I leave my suitcase by the door and go to her, perching on the ottoman closest to the window. “I'm out, Ma.” She ignores me for a minute. “Love you.”

“W-w-where are you g-g-going?” she asks, spinning her chair around to face me. “Where” sounds like it has twice as many syllables as it should. It still takes me by surprise, how everything keeps getting worse. I should be used to it by now, the progression—I know how it works—but still it never fails to surprise me that she wakes up a little bit harder to understand, a little bit less capable of caring for herself, than she was the day before. Even if the changes are almost imperceptible from day to day, they're constant.

“I'm going to San Francisco. For the audition. At the University of the Visual and Performing Arts. Remember?”

She nods slowly, which is more like an exaggerated version of what her head does on its own these days. “O-b-b-b-viously. I knew that.”

“I'm taking the train. The Zephyr, from Chicago.”

She blinks several times, hard, staring at me. “The Z-z-zephyr,” she repeats, slowly.

“I told you I was going to take the train. It was my birthday present. You told me it's the most beautiful ride in the country.”

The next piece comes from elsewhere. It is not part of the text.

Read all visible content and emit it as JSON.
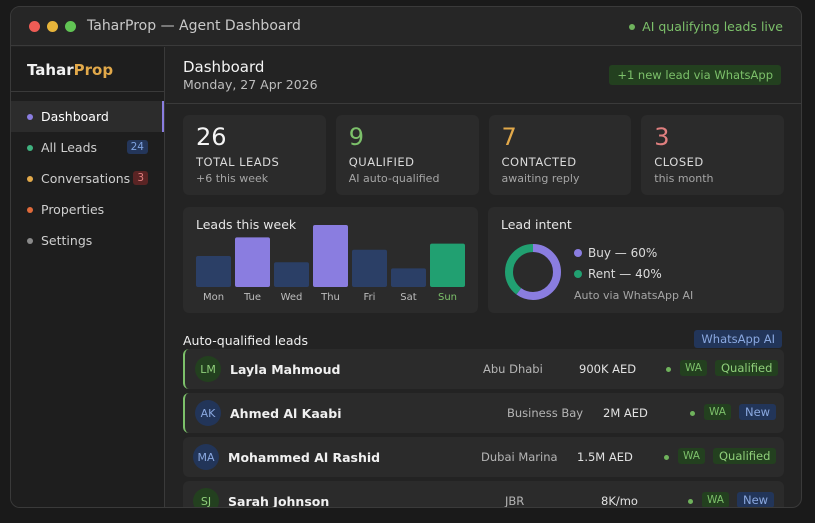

“I didn't t-t-tell you to t-t-take the train.”

So we're not going to have a pleasant, easy farewell this morning. “No,” I say, taking a breath and trying to be patient. “You told me it's the most beautiful ride in the country. I have to go to San Francisco, for this audition. I
want
to take the train. It was a birthday present.”

“You said that already.” She glares at me. “It's
my
t-t-train.”

Last night, she was seemed so good. That last moment before she went upstairs, sharing a secret with me, it almost felt like she was normal again. Clearly, we're back to reality now.

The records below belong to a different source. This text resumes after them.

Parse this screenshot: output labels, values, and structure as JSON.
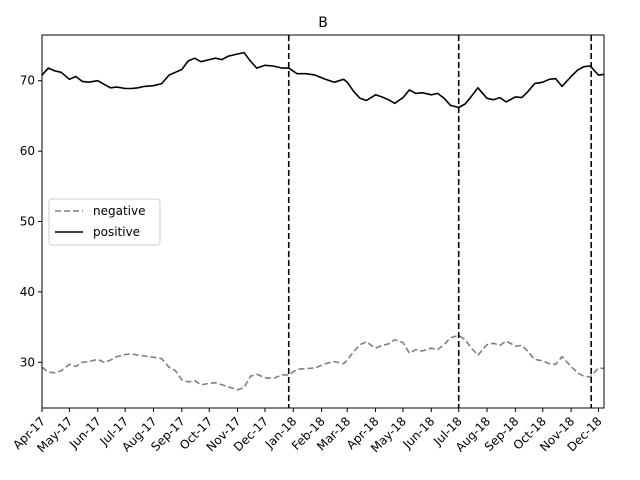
{
  "chart_data": {
    "type": "line",
    "title": "B",
    "xlabel": "",
    "ylabel": "",
    "x_range": [
      "2017-04-01",
      "2018-12-07"
    ],
    "ylim": [
      23.5,
      76.5
    ],
    "x_ticks": [
      {
        "date": "2017-04-01",
        "label": "Apr-17"
      },
      {
        "date": "2017-05-01",
        "label": "May-17"
      },
      {
        "date": "2017-06-01",
        "label": "Jun-17"
      },
      {
        "date": "2017-07-01",
        "label": "Jul-17"
      },
      {
        "date": "2017-08-01",
        "label": "Aug-17"
      },
      {
        "date": "2017-09-01",
        "label": "Sep-17"
      },
      {
        "date": "2017-10-01",
        "label": "Oct-17"
      },
      {
        "date": "2017-11-01",
        "label": "Nov-17"
      },
      {
        "date": "2017-12-01",
        "label": "Dec-17"
      },
      {
        "date": "2018-01-01",
        "label": "Jan-18"
      },
      {
        "date": "2018-02-01",
        "label": "Feb-18"
      },
      {
        "date": "2018-03-01",
        "label": "Mar-18"
      },
      {
        "date": "2018-04-01",
        "label": "Apr-18"
      },
      {
        "date": "2018-05-01",
        "label": "May-18"
      },
      {
        "date": "2018-06-01",
        "label": "Jun-18"
      },
      {
        "date": "2018-07-01",
        "label": "Jul-18"
      },
      {
        "date": "2018-08-01",
        "label": "Aug-18"
      },
      {
        "date": "2018-09-01",
        "label": "Sep-18"
      },
      {
        "date": "2018-10-01",
        "label": "Oct-18"
      },
      {
        "date": "2018-11-01",
        "label": "Nov-18"
      },
      {
        "date": "2018-12-01",
        "label": "Dec-18"
      }
    ],
    "y_ticks": [
      30,
      40,
      50,
      60,
      70
    ],
    "vertical_lines": [
      "2017-12-27",
      "2018-07-01",
      "2018-11-23"
    ],
    "legend_position": "center-left",
    "grid": false,
    "series": [
      {
        "name": "negative",
        "style": "dashed",
        "color": "#808080",
        "points": [
          [
            "2017-04-01",
            29.3
          ],
          [
            "2017-04-08",
            28.6
          ],
          [
            "2017-04-15",
            28.5
          ],
          [
            "2017-04-22",
            28.8
          ],
          [
            "2017-05-01",
            29.7
          ],
          [
            "2017-05-08",
            29.4
          ],
          [
            "2017-05-15",
            30.0
          ],
          [
            "2017-05-22",
            30.1
          ],
          [
            "2017-06-01",
            30.4
          ],
          [
            "2017-06-08",
            30.0
          ],
          [
            "2017-06-15",
            30.3
          ],
          [
            "2017-06-22",
            30.8
          ],
          [
            "2017-07-01",
            31.1
          ],
          [
            "2017-07-08",
            31.2
          ],
          [
            "2017-07-15",
            31.0
          ],
          [
            "2017-07-22",
            30.9
          ],
          [
            "2017-08-01",
            30.7
          ],
          [
            "2017-08-10",
            30.5
          ],
          [
            "2017-08-18",
            29.3
          ],
          [
            "2017-08-25",
            28.8
          ],
          [
            "2017-09-01",
            27.5
          ],
          [
            "2017-09-08",
            27.2
          ],
          [
            "2017-09-15",
            27.4
          ],
          [
            "2017-09-22",
            26.8
          ],
          [
            "2017-10-01",
            27.0
          ],
          [
            "2017-10-08",
            27.1
          ],
          [
            "2017-10-15",
            26.8
          ],
          [
            "2017-10-22",
            26.5
          ],
          [
            "2017-11-01",
            26.1
          ],
          [
            "2017-11-08",
            26.4
          ],
          [
            "2017-11-15",
            28.0
          ],
          [
            "2017-11-22",
            28.3
          ],
          [
            "2017-12-01",
            27.8
          ],
          [
            "2017-12-10",
            27.7
          ],
          [
            "2017-12-20",
            28.2
          ],
          [
            "2017-12-27",
            28.2
          ],
          [
            "2018-01-05",
            29.0
          ],
          [
            "2018-01-15",
            29.1
          ],
          [
            "2018-01-25",
            29.2
          ],
          [
            "2018-02-05",
            29.8
          ],
          [
            "2018-02-15",
            30.1
          ],
          [
            "2018-02-25",
            29.8
          ],
          [
            "2018-03-01",
            30.3
          ],
          [
            "2018-03-08",
            31.5
          ],
          [
            "2018-03-15",
            32.5
          ],
          [
            "2018-03-22",
            32.9
          ],
          [
            "2018-04-01",
            32.0
          ],
          [
            "2018-04-08",
            32.4
          ],
          [
            "2018-04-15",
            32.6
          ],
          [
            "2018-04-22",
            33.2
          ],
          [
            "2018-05-01",
            32.8
          ],
          [
            "2018-05-08",
            31.3
          ],
          [
            "2018-05-15",
            31.8
          ],
          [
            "2018-05-22",
            31.6
          ],
          [
            "2018-06-01",
            32.0
          ],
          [
            "2018-06-08",
            31.8
          ],
          [
            "2018-06-15",
            32.5
          ],
          [
            "2018-06-22",
            33.5
          ],
          [
            "2018-07-01",
            33.8
          ],
          [
            "2018-07-08",
            33.2
          ],
          [
            "2018-07-15",
            32.0
          ],
          [
            "2018-07-22",
            31.0
          ],
          [
            "2018-08-01",
            32.5
          ],
          [
            "2018-08-08",
            32.7
          ],
          [
            "2018-08-15",
            32.4
          ],
          [
            "2018-08-22",
            33.0
          ],
          [
            "2018-09-01",
            32.3
          ],
          [
            "2018-09-08",
            32.4
          ],
          [
            "2018-09-15",
            31.5
          ],
          [
            "2018-09-22",
            30.4
          ],
          [
            "2018-10-01",
            30.2
          ],
          [
            "2018-10-08",
            29.8
          ],
          [
            "2018-10-15",
            29.7
          ],
          [
            "2018-10-22",
            30.8
          ],
          [
            "2018-11-01",
            29.4
          ],
          [
            "2018-11-08",
            28.5
          ],
          [
            "2018-11-15",
            28.0
          ],
          [
            "2018-11-22",
            27.9
          ],
          [
            "2018-12-01",
            29.2
          ],
          [
            "2018-12-07",
            29.1
          ]
        ]
      },
      {
        "name": "positive",
        "style": "solid",
        "color": "#000000",
        "points": [
          [
            "2017-04-01",
            70.8
          ],
          [
            "2017-04-08",
            71.8
          ],
          [
            "2017-04-15",
            71.4
          ],
          [
            "2017-04-22",
            71.2
          ],
          [
            "2017-05-01",
            70.2
          ],
          [
            "2017-05-08",
            70.6
          ],
          [
            "2017-05-15",
            69.9
          ],
          [
            "2017-05-22",
            69.8
          ],
          [
            "2017-06-01",
            70.0
          ],
          [
            "2017-06-08",
            69.5
          ],
          [
            "2017-06-15",
            69.0
          ],
          [
            "2017-06-22",
            69.1
          ],
          [
            "2017-07-01",
            68.9
          ],
          [
            "2017-07-08",
            68.9
          ],
          [
            "2017-07-15",
            69.0
          ],
          [
            "2017-07-22",
            69.2
          ],
          [
            "2017-08-01",
            69.3
          ],
          [
            "2017-08-10",
            69.6
          ],
          [
            "2017-08-18",
            70.8
          ],
          [
            "2017-08-25",
            71.2
          ],
          [
            "2017-09-01",
            71.6
          ],
          [
            "2017-09-08",
            72.8
          ],
          [
            "2017-09-15",
            73.2
          ],
          [
            "2017-09-22",
            72.7
          ],
          [
            "2017-10-01",
            73.0
          ],
          [
            "2017-10-08",
            73.2
          ],
          [
            "2017-10-15",
            73.0
          ],
          [
            "2017-10-22",
            73.5
          ],
          [
            "2017-11-01",
            73.8
          ],
          [
            "2017-11-08",
            74.0
          ],
          [
            "2017-11-15",
            72.8
          ],
          [
            "2017-11-22",
            71.8
          ],
          [
            "2017-12-01",
            72.2
          ],
          [
            "2017-12-10",
            72.1
          ],
          [
            "2017-12-20",
            71.8
          ],
          [
            "2017-12-27",
            71.8
          ],
          [
            "2018-01-05",
            71.0
          ],
          [
            "2018-01-15",
            71.0
          ],
          [
            "2018-01-25",
            70.8
          ],
          [
            "2018-02-05",
            70.2
          ],
          [
            "2018-02-15",
            69.8
          ],
          [
            "2018-02-25",
            70.2
          ],
          [
            "2018-03-01",
            69.8
          ],
          [
            "2018-03-08",
            68.5
          ],
          [
            "2018-03-15",
            67.5
          ],
          [
            "2018-03-22",
            67.2
          ],
          [
            "2018-04-01",
            68.0
          ],
          [
            "2018-04-08",
            67.7
          ],
          [
            "2018-04-15",
            67.3
          ],
          [
            "2018-04-22",
            66.8
          ],
          [
            "2018-05-01",
            67.6
          ],
          [
            "2018-05-08",
            68.7
          ],
          [
            "2018-05-15",
            68.2
          ],
          [
            "2018-05-22",
            68.3
          ],
          [
            "2018-06-01",
            68.0
          ],
          [
            "2018-06-08",
            68.2
          ],
          [
            "2018-06-15",
            67.5
          ],
          [
            "2018-06-22",
            66.5
          ],
          [
            "2018-07-01",
            66.2
          ],
          [
            "2018-07-08",
            66.7
          ],
          [
            "2018-07-15",
            67.8
          ],
          [
            "2018-07-22",
            69.0
          ],
          [
            "2018-08-01",
            67.5
          ],
          [
            "2018-08-08",
            67.3
          ],
          [
            "2018-08-15",
            67.6
          ],
          [
            "2018-08-22",
            67.0
          ],
          [
            "2018-09-01",
            67.7
          ],
          [
            "2018-09-08",
            67.6
          ],
          [
            "2018-09-15",
            68.5
          ],
          [
            "2018-09-22",
            69.6
          ],
          [
            "2018-10-01",
            69.8
          ],
          [
            "2018-10-08",
            70.2
          ],
          [
            "2018-10-15",
            70.3
          ],
          [
            "2018-10-22",
            69.2
          ],
          [
            "2018-11-01",
            70.6
          ],
          [
            "2018-11-08",
            71.5
          ],
          [
            "2018-11-15",
            72.0
          ],
          [
            "2018-11-22",
            72.1
          ],
          [
            "2018-12-01",
            70.8
          ],
          [
            "2018-12-07",
            70.9
          ]
        ]
      }
    ]
  }
}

The stairs creak and Gram appears in the front hall. “Are you ready, Rose? Your dad's just looking for his keys.” I look from Gram to Mom and back to Gram, trying to clue her in on the impending outburst.


It's not. Your. T-t-train
,” Mom says, excruciatingly slowly, her volume rising.

“El,” Gram starts, coming into the room, “Rose is taking one of the trains on your map. You
want
her to take this train, remember?” Gram has patience with Mom that I can't even comprehend. Or if she doesn't, you'd never know from the tone she musters.